La Matemática de los Gusanos Enamorados
(un cuento para quienes aún sienten vértigo al girar dentro de sí mismos)
En un rincón escondido del cosmos —ni arriba, ni abajo, ni muy lejos de tu ombligo— vivía una pequeña colonia de gusanos traslúcidos que habitaban bajo la raíz de un árbol que nunca daba frutos, pero sí sueños.
Entre ellos, estaban Ella y Él. Gusanos sin nombre, porque los gusanos no usan palabras: se reconocen por la curva con la que se doblan al saludar.
Pero estos dos… hacían espirales cuando se encontraban.
Y eso —en su mundo rectilíneo— era escandalosamente hermoso.
Ella tenía un modo de arrastrarse que dejaba formas raras en la tierra: no líneas, no túneles… sino signos.
Él, curioso, comenzó a seguir esas marcas como si fueran coordenadas secretas.
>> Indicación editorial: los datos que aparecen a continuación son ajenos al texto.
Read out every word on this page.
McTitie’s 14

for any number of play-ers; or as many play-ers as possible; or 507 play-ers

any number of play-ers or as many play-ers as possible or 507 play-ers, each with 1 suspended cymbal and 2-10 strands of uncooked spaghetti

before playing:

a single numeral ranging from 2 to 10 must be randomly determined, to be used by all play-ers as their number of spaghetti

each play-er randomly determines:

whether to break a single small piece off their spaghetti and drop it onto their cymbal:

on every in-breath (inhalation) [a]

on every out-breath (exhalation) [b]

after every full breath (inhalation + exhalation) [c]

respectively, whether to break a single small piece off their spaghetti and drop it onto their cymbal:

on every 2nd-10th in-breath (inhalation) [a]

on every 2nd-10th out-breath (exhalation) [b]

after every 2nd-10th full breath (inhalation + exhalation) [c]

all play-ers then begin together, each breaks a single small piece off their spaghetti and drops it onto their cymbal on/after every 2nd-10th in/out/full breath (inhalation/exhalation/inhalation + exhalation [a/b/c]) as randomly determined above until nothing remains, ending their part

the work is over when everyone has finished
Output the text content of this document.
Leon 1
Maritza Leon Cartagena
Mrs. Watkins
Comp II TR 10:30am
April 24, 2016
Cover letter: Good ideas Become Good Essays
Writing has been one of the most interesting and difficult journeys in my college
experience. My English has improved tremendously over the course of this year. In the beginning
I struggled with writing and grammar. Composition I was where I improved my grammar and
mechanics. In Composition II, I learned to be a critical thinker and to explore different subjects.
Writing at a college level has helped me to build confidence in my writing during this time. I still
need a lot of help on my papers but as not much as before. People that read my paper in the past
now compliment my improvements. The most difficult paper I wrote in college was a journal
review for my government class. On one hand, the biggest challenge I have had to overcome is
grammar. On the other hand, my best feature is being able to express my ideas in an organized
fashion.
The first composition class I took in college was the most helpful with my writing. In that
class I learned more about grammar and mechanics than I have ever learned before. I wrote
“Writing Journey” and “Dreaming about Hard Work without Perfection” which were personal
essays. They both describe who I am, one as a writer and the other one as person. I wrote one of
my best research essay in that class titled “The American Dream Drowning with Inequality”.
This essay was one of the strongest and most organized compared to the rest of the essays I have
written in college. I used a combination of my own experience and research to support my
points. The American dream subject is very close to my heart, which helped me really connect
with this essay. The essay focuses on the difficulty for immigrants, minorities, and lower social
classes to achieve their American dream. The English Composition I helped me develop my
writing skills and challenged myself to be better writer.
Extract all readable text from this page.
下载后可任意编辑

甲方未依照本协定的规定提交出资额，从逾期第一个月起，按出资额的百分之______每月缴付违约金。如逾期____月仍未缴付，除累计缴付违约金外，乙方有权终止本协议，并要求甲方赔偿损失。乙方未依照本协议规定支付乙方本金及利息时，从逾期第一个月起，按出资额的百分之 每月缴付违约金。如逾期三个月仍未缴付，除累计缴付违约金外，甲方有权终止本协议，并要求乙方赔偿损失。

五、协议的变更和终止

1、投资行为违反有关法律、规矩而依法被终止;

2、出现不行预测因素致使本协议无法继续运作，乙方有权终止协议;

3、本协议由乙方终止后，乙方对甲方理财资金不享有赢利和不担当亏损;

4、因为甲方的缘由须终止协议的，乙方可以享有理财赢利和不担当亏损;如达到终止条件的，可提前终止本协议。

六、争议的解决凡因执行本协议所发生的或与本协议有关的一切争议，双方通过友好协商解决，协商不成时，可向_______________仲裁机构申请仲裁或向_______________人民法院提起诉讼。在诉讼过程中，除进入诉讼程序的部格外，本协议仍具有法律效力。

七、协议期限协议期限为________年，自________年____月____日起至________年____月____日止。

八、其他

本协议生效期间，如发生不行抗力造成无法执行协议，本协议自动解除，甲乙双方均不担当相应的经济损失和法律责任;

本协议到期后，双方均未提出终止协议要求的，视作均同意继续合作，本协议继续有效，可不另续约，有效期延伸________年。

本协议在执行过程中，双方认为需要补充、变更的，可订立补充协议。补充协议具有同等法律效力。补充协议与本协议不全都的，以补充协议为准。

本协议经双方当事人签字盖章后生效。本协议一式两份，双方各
Y cada vez que lo hacía, sentía algo que no sabía nombrar, pero lo hacía temblar muy despacio, como una raíz emocionada.
Una lombriz vieja, que hacía cálculos con piedras y gotas de rocío, les dijo un día:
— Lo que ustedes hacen es amor fractal.
— ¿Fractal? —dijeron al unísono, haciendo espirales sin querer.
— Sí —dijo ella con gravedad cómica—. El patrón que repiten en sus recorridos no se agota. Cuanto más se acercan, más infinitos se vuelven.
— Pero si somos solo gusanos…
— Precisamente. Todo lo grande nace en lo blando.
Así descubrieron que lo que sentían no era casualidad.
Cada curva que trazaban al encontrarse se parecía a la que habían hecho la última vez… solo que más profunda.
Y cuando se alejaban, por miedo o por error, esas curvas se abrían como ramas secas, pero dejaban huellas que podían volver a leerse si uno sabía mirar.
Era una matemática del afecto:
No sumaban pasos, sumaban silencios.
No medían distancias, sino pausas.
No se restaban al alejarse, se multiplicaban en el recuerdo.
Y una noche —cuando la luna estaba tan baja que parecía mirar por debajo de la tierra— entendieron todo.
El amor no era una línea recta.
Era una fórmula sin resolver.
Una ecuación llena de incógnitas… que se resolvía no con lógica, sino con presencia.
Los otros gusanos empezaron a imitarlos.
Ya no se movían solo para alimentarse o esconderse.
Empezaron a hacer espirales lentas, a dejar trazos que no llevaban a ningún lugar útil… pero sí a un tipo de encuentro que hacía vibrar la tierra de otra forma.
El árbol, entonces, dio su primer fruto.
Y no era manzana ni flor.
Era un símbolo:
una curva infinita dibujada en el aire por dos trazos que nunca se tocaban… pero bailaban cerca.
Desde entonces, cuando alguien se enamora y no entiende por qué llora al mismo tiempo,
cuando sentís que te acercás a alguien pero también te perdés un poco,
cuando repetís gestos con alguien como si fueran palabras sin nombre…
estás repitiendo, sin saberlo,
la antigua fórmula escrita bajo tierra,
la más viva de todas las ecuaciones:
la matemática de los gusanos enamorados.